Iain Bundred, EMEA Managing Director of Corporate PR for Ogilvy, ex-communications adviser to the Labour Party in the last three elections, and Chief Political Spokesperson to the Prime Minister in 2010, wrote in The Times about media and politics.
There comes a time in every modern election campaign when the meaningless phrase “hermetically-sealed” starts appearing in news stories.
As examples of journalese go, this is perhaps the worst. Yet, three weeks into a boring election that no one really wanted, we are deluged by process stories of whether the Conservative and Labour campaigns are trying to keep their principals away from media scrutiny.
As the guy who (wrongly) told my then boss, Gordon Brown, that the Sky News sound engineer had promised us that they would definitely not use whatever it was he said after meeting Gillian Duffy, I’ve got a bit of sympathy for Teresa May’s spinners.
Every moment of the carefully orchestrated campaign, you are at risk of losing “the narrative” to a random act of media madness. What’s more, there are 20-30 journalists on a bus with you who are willing you to do just that.
During the last three general elections, my various roles for the Labour Party mostly involved playing this game of cat-and-mouse with political correspondents. My job, as I saw it, was to get across the best our candidate had to offer, while avoiding any cheers on that press bus – to borrow from a famous American elections truism, we had to feed the pack every day or else they would eat us.
Before you dismiss that as the evils of spin, I urge every reader to ask themselves what they would do if they were advising the prime minister right now. Would you play it safe – strong and stable, even – by limiting media access, prompting headlines about being “in hiding” but getting your carefully crafted message-of-the-day through on the TV news bulletins of the day?
Or would you instead open the door to any and every question, as Tim Farron did recently, and find that the only time you get on TV is when you’re harangued by a voter?
The even harder question is, which route brings out the personality of your candidate best?
Having stood at the door of a Crouch End coffee shop while Ed Miliband and a local journalist chatted for 45 minutes, in order to avoid a “doorstep” by Michael Crick, I can tell you that “playing it safe” is more complicated than it seems.
On that occasion, the Ham & High got everything it wanted – a video interview, a background briefing, an on-the-record chat – anything that would keep a local paper happy, while also playing for time to avoid a tricky set of questions from a national broadcaster.

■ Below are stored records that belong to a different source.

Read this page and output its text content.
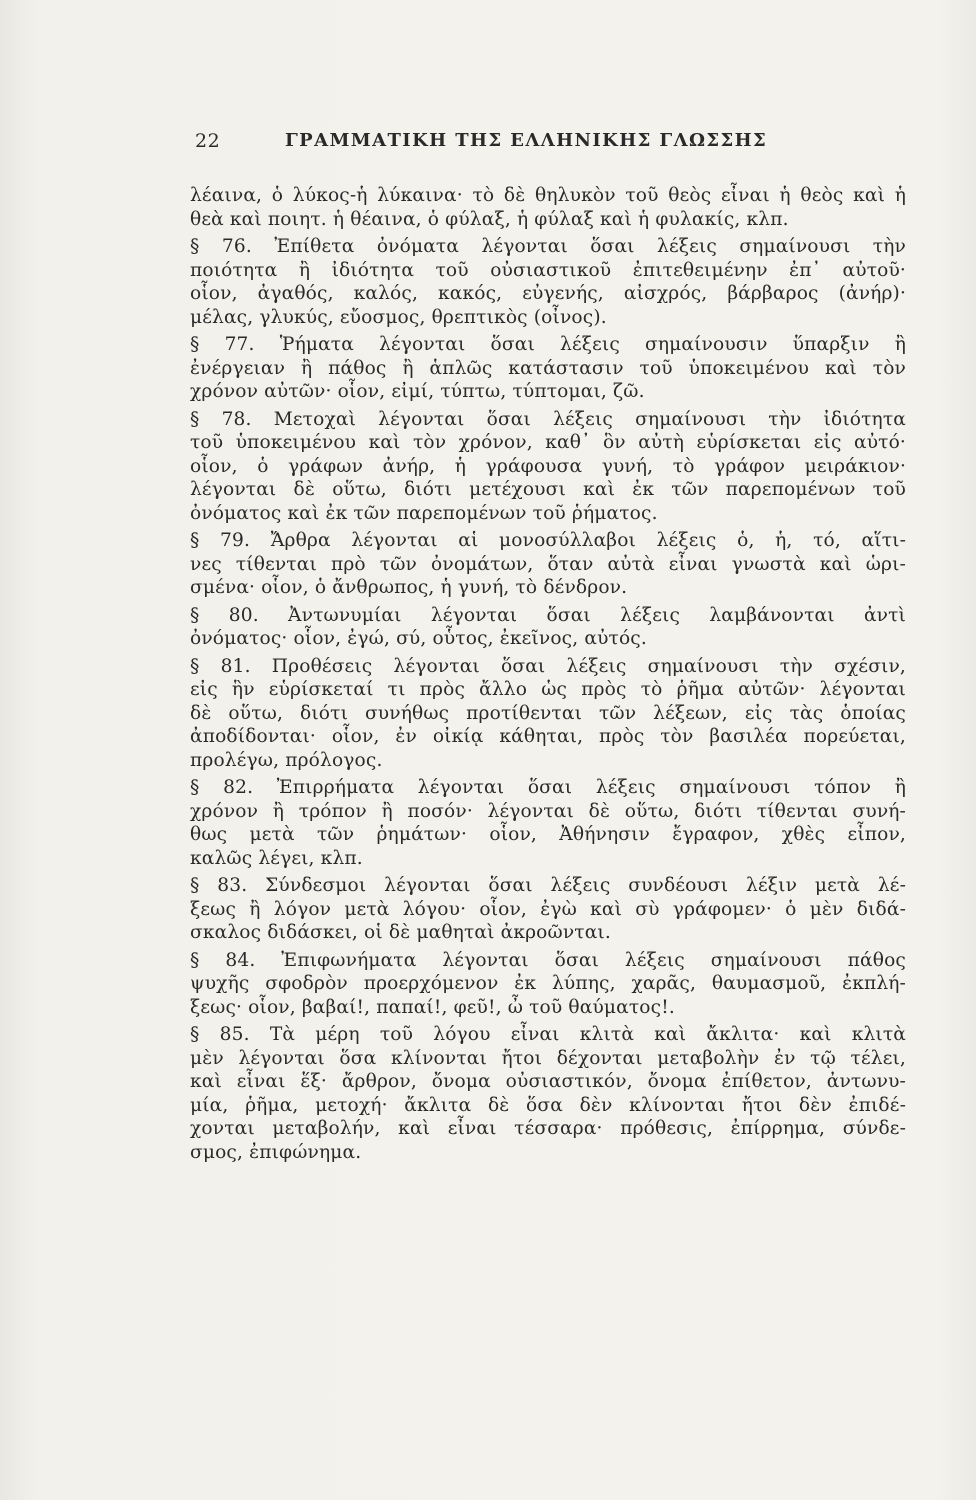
22	ΓΡΑΜΜΑΤΙΚΗ ΤΗΣ ΕΛΛΗΝΙΚΗΣ ΓΛΩΣΣΗΣ
λέαινα, ὁ λύκος-ἡ λύκαινα· τὸ δὲ θηλυκὸν τοῦ θεὸς εἶναι ἡ θεὸς καὶ ἡ
θεὰ καὶ ποιητ. ἡ θέαινα, ὁ φύλαξ, ἡ φύλαξ καὶ ἡ φυλακίς, κλπ.
§ 76. Ἐπίθετα ὀνόματα λέγονται ὅσαι λέξεις σημαίνουσι τὴν
ποιότητα ἢ ἰδιότητα τοῦ οὐσιαστικοῦ ἐπιτεθειμένην ἐπ᾽ αὐτοῦ·
οἷον, ἀγαθός, καλός, κακός, εὐγενής, αἰσχρός, βάρβαρος (ἀνήρ)·
μέλας, γλυκύς, εὔοσμος, θρεπτικὸς (οἶνος).
§ 77. Ῥήματα λέγονται ὅσαι λέξεις σημαίνουσιν ὕπαρξιν ἢ
ἐνέργειαν ἢ πάθος ἢ ἁπλῶς κατάστασιν τοῦ ὑποκειμένου καὶ τὸν
χρόνον αὐτῶν· οἷον, εἰμί, τύπτω, τύπτομαι, ζῶ.
§ 78. Μετοχαὶ λέγονται ὅσαι λέξεις σημαίνουσι τὴν ἰδιότητα
τοῦ ὑποκειμένου καὶ τὸν χρόνον, καθ᾽ ὃν αὐτὴ εὑρίσκεται εἰς αὐτό·
οἷον, ὁ γράφων ἀνήρ, ἡ γράφουσα γυνή, τὸ γράφον μειράκιον·
λέγονται δὲ οὕτω, διότι μετέχουσι καὶ ἐκ τῶν παρεπομένων τοῦ
ὀνόματος καὶ ἐκ τῶν παρεπομένων τοῦ ῥήματος.
§ 79. Ἄρθρα λέγονται αἱ μονοσύλλαβοι λέξεις ὁ, ἡ, τό, αἵτι-
νες τίθενται πρὸ τῶν ὀνομάτων, ὅταν αὐτὰ εἶναι γνωστὰ καὶ ὡρι-
σμένα· οἷον, ὁ ἄνθρωπος, ἡ γυνή, τὸ δένδρον.
§ 80. Ἀντωνυμίαι λέγονται ὅσαι λέξεις λαμβάνονται ἀντὶ
ὀνόματος· οἷον, ἐγώ, σύ, οὗτος, ἐκεῖνος, αὐτός.
§ 81. Προθέσεις λέγονται ὅσαι λέξεις σημαίνουσι τὴν σχέσιν,
εἰς ἣν εὑρίσκεταί τι πρὸς ἄλλο ὡς πρὸς τὸ ῥῆμα αὐτῶν· λέγονται
δὲ οὕτω, διότι συνήθως προτίθενται τῶν λέξεων, εἰς τὰς ὁποίας
ἀποδίδονται· οἷον, ἐν οἰκίᾳ κάθηται, πρὸς τὸν βασιλέα πορεύεται,
προλέγω, πρόλογος.
§ 82. Ἐπιρρήματα λέγονται ὅσαι λέξεις σημαίνουσι τόπον ἢ
χρόνον ἢ τρόπον ἢ ποσόν· λέγονται δὲ οὕτω, διότι τίθενται συνή-
θως μετὰ τῶν ῥημάτων· οἷον, Ἀθήνησιν ἔγραφον, χθὲς εἶπον,
καλῶς λέγει, κλπ.
§ 83. Σύνδεσμοι λέγονται ὅσαι λέξεις συνδέουσι λέξιν μετὰ λέ-
ξεως ἢ λόγον μετὰ λόγου· οἷον, ἐγὼ καὶ σὺ γράφομεν· ὁ μὲν διδά-
σκαλος διδάσκει, οἱ δὲ μαθηταὶ ἀκροῶνται.
§ 84. Ἐπιφωνήματα λέγονται ὅσαι λέξεις σημαίνουσι πάθος
ψυχῆς σφοδρὸν προερχόμενον ἐκ λύπης, χαρᾶς, θαυμασμοῦ, ἐκπλή-
ξεως· οἷον, βαβαί!, παπαί!, φεῦ!, ὦ τοῦ θαύματος!.
§ 85. Τὰ μέρη τοῦ λόγου εἶναι κλιτὰ καὶ ἄκλιτα· καὶ κλιτὰ
μὲν λέγονται ὅσα κλίνονται ἤτοι δέχονται μεταβολὴν ἐν τῷ τέλει,
καὶ εἶναι ἕξ· ἄρθρον, ὄνομα οὐσιαστικόν, ὄνομα ἐπίθετον, ἀντωνυ-
μία, ῥῆμα, μετοχή· ἄκλιτα δὲ ὅσα δὲν κλίνονται ἤτοι δὲν ἐπιδέ-
χονται μεταβολήν, καὶ εἶναι τέσσαρα· πρόθεσις, ἐπίρρημα, σύνδε-
σμος, ἐπιφώνημα.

This time around, from supporting the rise of the Alt Left bubble to the refusal to engage in a risky TV debate, the two major parties are not playing by the media’s rules. This week, the ever-investigative Crick has even claimed that No 10 are pre-vetting questions (a claim that most journalists on the Conservative press bus have refuted and, even if they hadn’t, I find unlikely). It puts the spotlight once again on the question of media access.
These “safe” campaign decisions hurt TV ratings and newspaper circulation, further complicating the military-industrial complex at the heart of modern political communications. So journalists have both a professional and financial incentive to chase politicians who they feel are dodging tough questions.

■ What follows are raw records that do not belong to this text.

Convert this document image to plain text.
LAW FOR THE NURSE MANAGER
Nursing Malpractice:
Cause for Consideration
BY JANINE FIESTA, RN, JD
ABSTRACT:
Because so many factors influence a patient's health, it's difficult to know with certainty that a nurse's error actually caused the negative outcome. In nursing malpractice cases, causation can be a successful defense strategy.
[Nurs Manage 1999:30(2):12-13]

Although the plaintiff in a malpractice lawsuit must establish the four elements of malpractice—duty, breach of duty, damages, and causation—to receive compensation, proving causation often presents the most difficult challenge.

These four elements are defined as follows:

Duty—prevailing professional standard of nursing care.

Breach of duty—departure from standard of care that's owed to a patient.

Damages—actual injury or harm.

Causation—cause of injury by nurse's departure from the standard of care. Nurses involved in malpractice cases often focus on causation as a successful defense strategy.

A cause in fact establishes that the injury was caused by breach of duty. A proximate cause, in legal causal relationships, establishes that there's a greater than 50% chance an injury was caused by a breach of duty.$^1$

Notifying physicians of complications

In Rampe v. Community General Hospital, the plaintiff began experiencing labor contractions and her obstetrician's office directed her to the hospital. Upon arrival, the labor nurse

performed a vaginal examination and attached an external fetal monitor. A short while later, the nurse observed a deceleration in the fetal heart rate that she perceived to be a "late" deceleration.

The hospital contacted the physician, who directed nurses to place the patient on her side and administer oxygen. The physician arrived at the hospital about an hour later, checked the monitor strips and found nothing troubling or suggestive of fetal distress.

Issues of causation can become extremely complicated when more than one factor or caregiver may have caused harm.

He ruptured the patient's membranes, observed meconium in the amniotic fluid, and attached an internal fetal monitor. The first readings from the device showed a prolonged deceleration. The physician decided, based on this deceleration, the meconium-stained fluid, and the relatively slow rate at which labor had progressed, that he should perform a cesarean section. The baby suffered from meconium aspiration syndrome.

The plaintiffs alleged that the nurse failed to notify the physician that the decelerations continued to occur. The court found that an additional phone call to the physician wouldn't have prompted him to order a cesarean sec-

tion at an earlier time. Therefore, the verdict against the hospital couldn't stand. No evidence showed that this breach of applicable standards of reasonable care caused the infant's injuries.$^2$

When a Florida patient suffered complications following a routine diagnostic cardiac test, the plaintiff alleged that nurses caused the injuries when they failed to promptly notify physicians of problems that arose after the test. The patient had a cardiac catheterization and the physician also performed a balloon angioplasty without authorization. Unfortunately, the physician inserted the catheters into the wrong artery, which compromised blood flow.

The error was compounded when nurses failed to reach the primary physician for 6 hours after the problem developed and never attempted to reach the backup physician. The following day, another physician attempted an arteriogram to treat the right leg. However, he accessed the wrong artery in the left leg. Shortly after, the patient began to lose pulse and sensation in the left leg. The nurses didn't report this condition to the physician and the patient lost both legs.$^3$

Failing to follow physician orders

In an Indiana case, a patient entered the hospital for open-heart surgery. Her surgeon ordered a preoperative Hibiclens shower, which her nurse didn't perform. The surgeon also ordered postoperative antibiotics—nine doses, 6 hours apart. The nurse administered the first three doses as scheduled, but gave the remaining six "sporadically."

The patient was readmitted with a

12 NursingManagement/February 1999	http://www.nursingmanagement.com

Yet, for those desperately seeking your vote, it actually doesn’t help to avoid media scrutiny. Given the growing chasm between the establishment and everyone else, leaders often try to by-pass the “lobby” of political hacks in order to make an emotional connection directly. The best way to earn trust is to show your authentic self – that’s why the only serious broadcast interview Teresa May has done this week is with her husband on The One Show.
Therefore, campaign teams are disproportionately sensitive to every small — often seemingly insignificant — article that claims you are control freaks hiding away your principal. They know that every restrictive step they take to control the view of their leader serves only to undermine their authenticity.
That’s why most readers will have wanted to avoid all this spin and advise Mrs May to throw off the shackles of campaign managers. Perhaps, as a taster of the real Theresa, that feisty campaigner who loves being “unscripted”, you would have urged her to let the cameras see her out knocking on voters’ doors, right? Oh dear.
For as long as media and politicians approach a political campaign with fundamentally opposing objectives, I fear the “hermetic seal” is here to stay.